# Lack of Pan Cars?????



## Tehachapi Flash (Mar 30, 2006)

What am I missing? I've been looking for either a New, or used Link type Pan Car, or even a T plate car for several days now, and have found few to none "in stock, New", and very little used???? Thanks for your help. Ron


----------



## ta_man (Apr 10, 2005)

Tehachapi Flash said:


> What am I missing? I've been looking for either a New, or used Link type Pan Car, or even a T plate car for several days now, and have found few to none "in stock, New", and very little used???? Thanks for your help. Ron


Well, just looked at your post titled "*Wanted-1/0th, link pan car*":



Tehachapi Flash said:


> Prefer STRYKER 2K11, or KSG SCX, or CRC.

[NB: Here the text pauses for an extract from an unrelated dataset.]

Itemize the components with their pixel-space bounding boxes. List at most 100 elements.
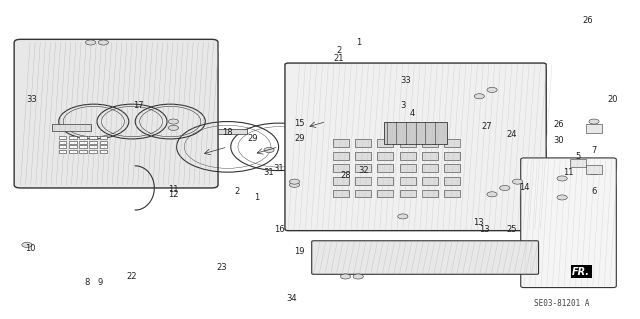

Nothing there about T-Plate cars at all. Just because no one has the 3 models you ask for doesn't mean others aren't available. Based on that post I can see why you might not have received many offers.


----------



## Tehachapi Flash (Mar 30, 2006)

Thank you TA man,
Yeah, I didn't word either one of those posts very well. (I'm old, give me a break) On this post I was meaning to question why there are not many "New Link" cars available from the manufacters of the kits. They are all "out of stock"? The second thing was the lack of available "used T plate" cars. It seems to be cheaper to buy an older car, then change over to the new chassis. Thanks for calling me on that. I'll try to think things out better before I post. Ron


----------



## djcyder (Jun 23, 2010)

Tehachapi Flash said:


> Thank you TA man,
> seems to be cheaper to buy an older car, then change over to the new chassis. Thanks for calling me on that.



Yes it is, also in many sportsman classes you don't need the latest and greatest anyway. I always see used pan cars in the forsale section in fact I just picked up one last week. A lot of the older cars still have a lot of life in them.


----------